Most people are shocked to learn that the biggest expense in retirement, that long-sought oasis after a lifetime of hard work, won’t be a mortgage, healthcare, or green fees at the local golf course. It will be taxes! The unfortunate reality is that even the most meticulous, careful, and perfectly timed investments and investment strategies can crumble before the harsh winds of taxes. Here are five retirement tax traps that could save you thousands!
Retirement Tax Trap #1: 85% Social Security Tax?
Social Security is a pillar of America’s retirement, representing a third of all retirement income, according to the Social Security Administration.
What you may not know is that, depending on how much other income you receive, your Social Security benefits could be taxed by as much as 85 percent! The Catch-22 of retirement planning (and income in general) is that the more you earn the more Uncle Sam takes. So while those whose sole income is Social Security likely won’t be taxed at all, those with multiple sources of income will not only see less of their Social Security benefits but higher tax rates on all retirement income.
There are some ways to mitigate this, such as postponing retirement until you’ve paid off your mortgage(s) and vehicles. This cuts your monthly expenses during retirement and lowers the need to tap other sources of income in order to maintain a comfortable lifestyle. Another option is to invest in and pull from Roth IRA accounts, which are taxed at the time of investment and thus tax-free when cashed out. Income from Roth IRAs doesn’t contribute to your total income and as such doesn’t negatively affect the tax rate on your Social Security benefits (though there is another catch; see #2 below).
The point is, there’s a difference between claiming Social Security benefits and maximizing Social Security benefits. That difference could cost you thousands.
Retirement Tax Trap #2: The Cost of Cashing Out Your IRA or 401(k)
If you hate paying taxes now, just wait. The Government isn’t keen on letting citizens transfer money untaxed (aka “inheritances”), so it has empowered the IRS to use what are called Required Minimum Distributions (RMDs) to force you to withdraw money from IRA and 401(k) accounts. The good news is RMDs don’t take effect until you’re 70 ½ years old. The bad news is that you can be forced to withdraw money you don’t want or need, which can increase your tax liability. The worst news (sorry) is your liability can get worse every year if you don’t plan ahead.

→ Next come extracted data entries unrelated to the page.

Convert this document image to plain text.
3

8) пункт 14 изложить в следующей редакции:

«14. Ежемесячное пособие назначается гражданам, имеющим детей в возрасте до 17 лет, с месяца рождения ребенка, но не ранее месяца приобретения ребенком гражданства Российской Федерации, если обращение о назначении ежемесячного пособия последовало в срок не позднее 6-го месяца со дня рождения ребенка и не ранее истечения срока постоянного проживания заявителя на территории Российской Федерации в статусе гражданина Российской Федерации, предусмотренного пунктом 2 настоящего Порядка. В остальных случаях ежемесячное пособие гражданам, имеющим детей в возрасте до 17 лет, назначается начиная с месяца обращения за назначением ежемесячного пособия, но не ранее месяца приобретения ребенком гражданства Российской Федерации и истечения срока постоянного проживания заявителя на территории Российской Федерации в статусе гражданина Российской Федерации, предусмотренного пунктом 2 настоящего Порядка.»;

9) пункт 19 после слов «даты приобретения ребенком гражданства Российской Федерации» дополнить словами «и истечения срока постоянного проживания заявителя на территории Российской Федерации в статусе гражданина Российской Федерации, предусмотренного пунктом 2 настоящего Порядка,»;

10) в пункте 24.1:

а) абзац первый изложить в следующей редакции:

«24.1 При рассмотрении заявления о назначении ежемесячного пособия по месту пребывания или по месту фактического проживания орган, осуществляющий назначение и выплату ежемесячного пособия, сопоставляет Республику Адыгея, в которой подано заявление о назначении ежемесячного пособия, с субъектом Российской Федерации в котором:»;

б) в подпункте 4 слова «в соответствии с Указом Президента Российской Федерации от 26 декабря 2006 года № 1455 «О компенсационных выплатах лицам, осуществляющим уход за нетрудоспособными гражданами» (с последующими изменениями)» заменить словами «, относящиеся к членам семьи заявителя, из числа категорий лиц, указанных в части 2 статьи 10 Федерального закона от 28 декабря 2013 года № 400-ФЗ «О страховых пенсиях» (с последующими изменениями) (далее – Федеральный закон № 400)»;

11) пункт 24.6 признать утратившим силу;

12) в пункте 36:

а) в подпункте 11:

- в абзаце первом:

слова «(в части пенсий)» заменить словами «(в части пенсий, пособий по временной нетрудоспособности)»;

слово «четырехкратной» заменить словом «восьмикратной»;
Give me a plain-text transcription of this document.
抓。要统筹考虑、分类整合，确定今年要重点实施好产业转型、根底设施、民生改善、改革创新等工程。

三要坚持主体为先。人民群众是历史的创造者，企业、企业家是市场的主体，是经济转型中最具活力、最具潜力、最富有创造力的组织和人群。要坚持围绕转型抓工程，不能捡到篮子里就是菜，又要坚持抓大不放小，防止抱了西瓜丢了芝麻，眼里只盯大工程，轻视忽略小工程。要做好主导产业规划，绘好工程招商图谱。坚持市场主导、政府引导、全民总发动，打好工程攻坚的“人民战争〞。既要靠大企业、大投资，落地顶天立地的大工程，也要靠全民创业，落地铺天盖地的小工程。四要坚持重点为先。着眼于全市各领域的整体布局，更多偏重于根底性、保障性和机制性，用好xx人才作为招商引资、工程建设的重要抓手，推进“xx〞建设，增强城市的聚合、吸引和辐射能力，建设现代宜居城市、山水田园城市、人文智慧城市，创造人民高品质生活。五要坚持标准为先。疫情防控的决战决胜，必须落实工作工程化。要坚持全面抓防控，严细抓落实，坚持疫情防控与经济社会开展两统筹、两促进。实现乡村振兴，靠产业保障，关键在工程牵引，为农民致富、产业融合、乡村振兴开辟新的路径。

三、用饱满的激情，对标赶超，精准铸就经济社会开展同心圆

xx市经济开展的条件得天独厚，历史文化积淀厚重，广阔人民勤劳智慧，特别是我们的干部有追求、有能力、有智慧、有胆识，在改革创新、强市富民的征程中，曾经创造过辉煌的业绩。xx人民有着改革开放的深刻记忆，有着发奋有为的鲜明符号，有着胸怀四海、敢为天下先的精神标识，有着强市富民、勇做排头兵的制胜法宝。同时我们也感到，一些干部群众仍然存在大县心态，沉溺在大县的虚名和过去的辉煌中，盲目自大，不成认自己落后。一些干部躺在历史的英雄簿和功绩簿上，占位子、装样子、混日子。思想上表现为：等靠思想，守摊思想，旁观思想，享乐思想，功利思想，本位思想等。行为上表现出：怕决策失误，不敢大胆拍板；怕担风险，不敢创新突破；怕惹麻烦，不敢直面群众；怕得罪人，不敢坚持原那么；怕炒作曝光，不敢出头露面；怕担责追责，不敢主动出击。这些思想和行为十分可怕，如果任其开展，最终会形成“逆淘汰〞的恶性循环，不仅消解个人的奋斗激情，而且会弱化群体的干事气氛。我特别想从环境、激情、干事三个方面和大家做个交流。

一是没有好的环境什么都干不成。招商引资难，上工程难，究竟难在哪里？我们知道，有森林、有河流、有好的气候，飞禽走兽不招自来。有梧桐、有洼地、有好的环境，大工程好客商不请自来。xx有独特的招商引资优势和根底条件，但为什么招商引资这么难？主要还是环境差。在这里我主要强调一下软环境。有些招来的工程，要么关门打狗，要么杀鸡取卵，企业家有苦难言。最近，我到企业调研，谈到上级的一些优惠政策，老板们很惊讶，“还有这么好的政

Retirement Tax Trap #3: Under-utilizing Roth IRA & Life Insurance
Nobody can predict tomorrow’s tax rates, which is why investment diversification is important. With a Roth IRA, taxes are paid up front, upon investment; with a 401(k), taxes are deferred (paid when you cash out). This makes the investment game unpredictable. If taxes are higher when you cash out than when you invested, you’re losing gains with a 401(k) but maximizing returns with a Roth IRA. On the other hand, if taxes are lower than when you invested compared to when you cashed it out, you’d be better off with a 401(k).
There is no political or economic crystal ball, which is why investment gurus chant “Diversify! Diversify! Diversify!” to young investigators. Not to be confused with “tax diversification” (see #5 below), “investment diversification” ensures that you won’t have all of your retirement eggs in one tax basket. Just like a Roth IRA, life insurance policies are a tax-free option for supplementing retirement income.
Tax efficient strategies are an essential part of financial planning, so it’s important that people include life insurance solutions in the overall conversation. A permanent life insurance policy provides three distinct tax advantages – tax-deferred cash value accumulation potential, income-tax-free loans and withdrawals and, of course, the income-tax-free death benefit. Any or all of these can be a real benefit when considering future financial needs.
Retirement Tax Trap #4: You Forgot the Estate Plan
Too many people underestimate the value of an estate plan. Without one, everything you own (not only the house but also cars, investments, et cetera), could be tied up in probate court for years, costing your family thousands in probate fees, legal fees, and even double-taxation by Uncle Sam—all of which is 100% avoidable if you plan now!
Retirement Tax Trap #5: The Tax Diversification Factor
Another underappreciated retirement strategy and unnecessarily costly tax trap is tax diversification. Though different than income diversification, tax diversification is similar in that you want to avoid retirement vehicles that will all be taxed at the same rate. Ideally, you’ll have varying tax rates for dividends, capital gains, and interest on brokerage and checking/savings accounts compared to 401(k), Roth IRAs, real estate, and bonds.
While it sometimes seems like your retirement income will be guided by the political winds in Washington, that’s just not the case. With knowledge comes freedom, and with a custom-tailored retirement strategy, you can head into retirement with confidence.